Japan's Beauty Business
Japanese Women Are Big Consumer of Beauty Goods
Japanese women are well-known to have perhaps the most excessive relationship with beauty items. According to different studies they are the world’s per capita largest spenders on beauty goods. They carry more items in their bags and purses than any other woman. Their routines are the most complex. It is always changing. The dynamism of the beauty world fuels a cycle of constant reinvention.
In one exercise we looked at the macro changes happening in Japanese women’s lives over the last 50 years in parallel with changing attitudes to beauty. What is not surprising is that beauty reflects the times. You can see that as women’s lives and social conditions changed so did the beauty styles and attitudes. Maybe it is no coincidence but around 2003 we started to see in magazines and websites a greater trend for women to be photographed more boldly staring, almost challenging the camera. This was a trend common in the West, but new in Japan. Perhaps no coincidence that around the middle of the last decade we saw that for the first time the majority of female new graduates were starting their first real jobs with an immediate female supervisor. A moment in the changing attitudes of women is reflecting, at least for younger women with more confidence in their future. That also matches the other trends that have led to the “carnivorous woman,” a trend of recent years. Women are less reliant on marriage, they are feeling that they can be more selective in what type of man they will settle down with.

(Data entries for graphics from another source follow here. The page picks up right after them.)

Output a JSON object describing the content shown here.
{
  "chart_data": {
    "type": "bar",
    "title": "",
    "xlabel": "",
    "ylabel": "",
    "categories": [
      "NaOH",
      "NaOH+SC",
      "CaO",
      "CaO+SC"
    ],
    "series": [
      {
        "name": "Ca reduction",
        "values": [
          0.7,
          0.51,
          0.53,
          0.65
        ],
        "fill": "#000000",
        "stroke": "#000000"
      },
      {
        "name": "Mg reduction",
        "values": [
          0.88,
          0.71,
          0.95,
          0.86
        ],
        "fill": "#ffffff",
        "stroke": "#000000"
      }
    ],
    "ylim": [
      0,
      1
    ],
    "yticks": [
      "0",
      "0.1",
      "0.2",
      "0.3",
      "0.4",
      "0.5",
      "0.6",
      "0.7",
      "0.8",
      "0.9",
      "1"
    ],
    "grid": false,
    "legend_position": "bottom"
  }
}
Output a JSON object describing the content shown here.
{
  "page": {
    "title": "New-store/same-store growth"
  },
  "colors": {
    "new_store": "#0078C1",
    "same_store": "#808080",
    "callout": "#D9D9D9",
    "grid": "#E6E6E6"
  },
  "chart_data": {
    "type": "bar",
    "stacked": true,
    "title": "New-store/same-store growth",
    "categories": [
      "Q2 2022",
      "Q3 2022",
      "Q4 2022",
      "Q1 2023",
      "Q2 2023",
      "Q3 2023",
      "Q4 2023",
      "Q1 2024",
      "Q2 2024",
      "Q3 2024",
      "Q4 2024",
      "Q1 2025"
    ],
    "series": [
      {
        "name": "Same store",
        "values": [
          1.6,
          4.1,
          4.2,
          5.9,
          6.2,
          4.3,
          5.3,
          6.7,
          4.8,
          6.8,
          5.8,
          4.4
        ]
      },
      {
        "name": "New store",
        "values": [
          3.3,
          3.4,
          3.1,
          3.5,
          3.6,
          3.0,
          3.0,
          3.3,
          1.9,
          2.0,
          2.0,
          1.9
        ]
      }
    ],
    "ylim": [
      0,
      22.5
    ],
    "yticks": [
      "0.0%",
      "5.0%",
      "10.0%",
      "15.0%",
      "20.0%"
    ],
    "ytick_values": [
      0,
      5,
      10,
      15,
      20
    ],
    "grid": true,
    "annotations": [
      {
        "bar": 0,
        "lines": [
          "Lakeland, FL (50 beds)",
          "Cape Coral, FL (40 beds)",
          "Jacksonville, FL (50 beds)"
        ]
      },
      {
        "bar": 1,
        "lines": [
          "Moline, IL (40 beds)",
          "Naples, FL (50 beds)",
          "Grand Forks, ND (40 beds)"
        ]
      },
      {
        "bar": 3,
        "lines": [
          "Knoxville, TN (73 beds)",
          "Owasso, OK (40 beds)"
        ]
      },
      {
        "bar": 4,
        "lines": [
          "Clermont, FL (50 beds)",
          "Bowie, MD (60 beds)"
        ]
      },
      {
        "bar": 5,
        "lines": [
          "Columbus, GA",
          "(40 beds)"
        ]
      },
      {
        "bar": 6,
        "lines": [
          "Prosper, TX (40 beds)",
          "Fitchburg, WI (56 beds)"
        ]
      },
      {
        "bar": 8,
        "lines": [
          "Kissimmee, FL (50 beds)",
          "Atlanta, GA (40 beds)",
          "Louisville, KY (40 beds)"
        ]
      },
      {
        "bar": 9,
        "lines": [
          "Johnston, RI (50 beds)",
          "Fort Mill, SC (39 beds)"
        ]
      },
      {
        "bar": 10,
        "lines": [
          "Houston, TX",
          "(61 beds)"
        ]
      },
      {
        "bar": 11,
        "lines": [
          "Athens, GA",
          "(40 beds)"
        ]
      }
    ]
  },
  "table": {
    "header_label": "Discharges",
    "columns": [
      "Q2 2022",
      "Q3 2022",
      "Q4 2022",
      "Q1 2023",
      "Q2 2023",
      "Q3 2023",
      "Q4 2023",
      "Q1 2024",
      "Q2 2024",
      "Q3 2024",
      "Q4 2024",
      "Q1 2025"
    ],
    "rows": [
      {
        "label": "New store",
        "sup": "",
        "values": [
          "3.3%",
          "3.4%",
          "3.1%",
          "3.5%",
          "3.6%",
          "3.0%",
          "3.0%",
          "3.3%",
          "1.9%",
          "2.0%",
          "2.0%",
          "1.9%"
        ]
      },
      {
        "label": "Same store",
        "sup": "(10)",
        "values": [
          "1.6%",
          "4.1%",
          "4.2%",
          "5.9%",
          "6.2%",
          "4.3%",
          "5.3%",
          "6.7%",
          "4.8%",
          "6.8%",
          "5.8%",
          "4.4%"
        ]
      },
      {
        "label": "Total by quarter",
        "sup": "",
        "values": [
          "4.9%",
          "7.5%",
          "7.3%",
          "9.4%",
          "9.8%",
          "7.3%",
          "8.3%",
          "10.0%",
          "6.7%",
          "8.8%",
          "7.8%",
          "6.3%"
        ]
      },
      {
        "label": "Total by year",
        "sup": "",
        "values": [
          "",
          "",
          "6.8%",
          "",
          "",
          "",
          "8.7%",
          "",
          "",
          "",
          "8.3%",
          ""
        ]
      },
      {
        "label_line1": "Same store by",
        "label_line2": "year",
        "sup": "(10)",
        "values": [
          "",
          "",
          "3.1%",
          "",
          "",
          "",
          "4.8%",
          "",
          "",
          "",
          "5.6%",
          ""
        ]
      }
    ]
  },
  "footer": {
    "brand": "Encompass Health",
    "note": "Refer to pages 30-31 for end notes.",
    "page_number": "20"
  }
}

The reaction to social events continues. We found that after the unfortunate events of 3/11 that women in Japan felt it was their civic duty to maintain their beauty routines and to literally put on “a bright face” using cosmetics to help “cheer the nation on.”
Being Beautiful Is Important: Why?
Having said that in general Japanese women are very clear that beauty is not about competing with each other, they do not see beauty as a means of attracting a partner as much as a means of fulfilling their inner self and being recognized by her friends in having achieved a look that they appreciate. When we ask why it is important, we constantly hear comments like:
“Being beautiful is important for myself, because it keeps me motivated.”
“Of course I am happy when men complement me but I don’t think they understand what points are good in reality. I am much happier when I hear a women commenting on my beauty.”
Of course globally there has been an explosion in consumer knowledge. In Japan the multitude of sources mean that women are simply not just well-educated, but they are constantly talking of “right-for-me” choice decisions that involve a constant movement between niche and mainstream brands to get a perfect balance. They use on-line sites like @cosme to get a constant monitor on peer reviews, price and competitor options. They are more likely to seek out specialist care. For example the choice between “right-for-me” hair salons and those of famous stylists is a matter of intense study. With a growing number of extreme specialized salons, perhaps known for having a trademark curl, or a single unique shade of hair color, the decision becomes one of digging into what might seem minute proportions.
Feeling beautiful Is More Important than looking beautiful
Of course when asked “Is it more important if you look beautiful or feel beautiful?” most women will say their own judgment of what feels right matters the most. However traditional sources of information also remain important. The 72% of women around the world say they know more about beauty than their mother. Of course this varies. In many markets mothers are still seen as one of the key sources of guidance. But this is far more likely to be the case in mature markets like the U.S.A. or Japan than developing countries like China where a generation experience is too wide to be valuable.
The whole beauty eco system is worth investing in. The 67% of women believe that being beautiful helps you get what you want in life. The 66% believe if you are beautiful it’s easier to be happy. Or as one 36-year-old Japanese woman told us “looking beautiful makes me want to seize the day!” The vast array of tools is as much a way of keeping “my look constantly updated and fresh throughout the day” as one 34-year-old told us. Today updating on the run is being helped by a vast array of electronic gadgets as the technology companies of Japan have decided to get more of a share of the beauty market. The launch of products like the Pocket Dolz purse size electric toothbrush or the imiy Mobile Beauty Stick facial treatment have been huge successes.
But for all this added work and study, the biggest trend in Japan and globally is beauty which looks effortless. In the Philippines it is known as “putting the effort into effortless,” in France it’s about looking “naturally perfect.” This trend really kicked off from Japan in recent years with the “suppin” look, a desire to use cosmetics and personal care products in order to achieve what you might call a look of heightened naturalness.
Checking Their Favorite Artist Not What They Promote
Naturally McCann Worldgroup’s “Truth About Beauty” study looked at the role that celebrities play in beauty promotion and we found that women are very realistic about how celebrities are used in advertising. Globally only 44% believe that a celebrity actually uses the products they promote. In a market like Japan that number is much lower as women long ago realized that celebrities are used to highlight characteristics they may share with the brand rather than carry a promise of actual use. Of course using the celebrity in the right way is what matters. Preferably they want to see a genuine connection between the brand and celebrity. As one 20- year-old Japanese woman told us “I check my favorite artist Yuna Ito’s blog and she talks about the skincare products she is using and I want to use it.”
The real truth about beauty is that the Japanese women represent the cutting edge of the global experience: highly educated, searching for their own style, wanting to highlight their own best features.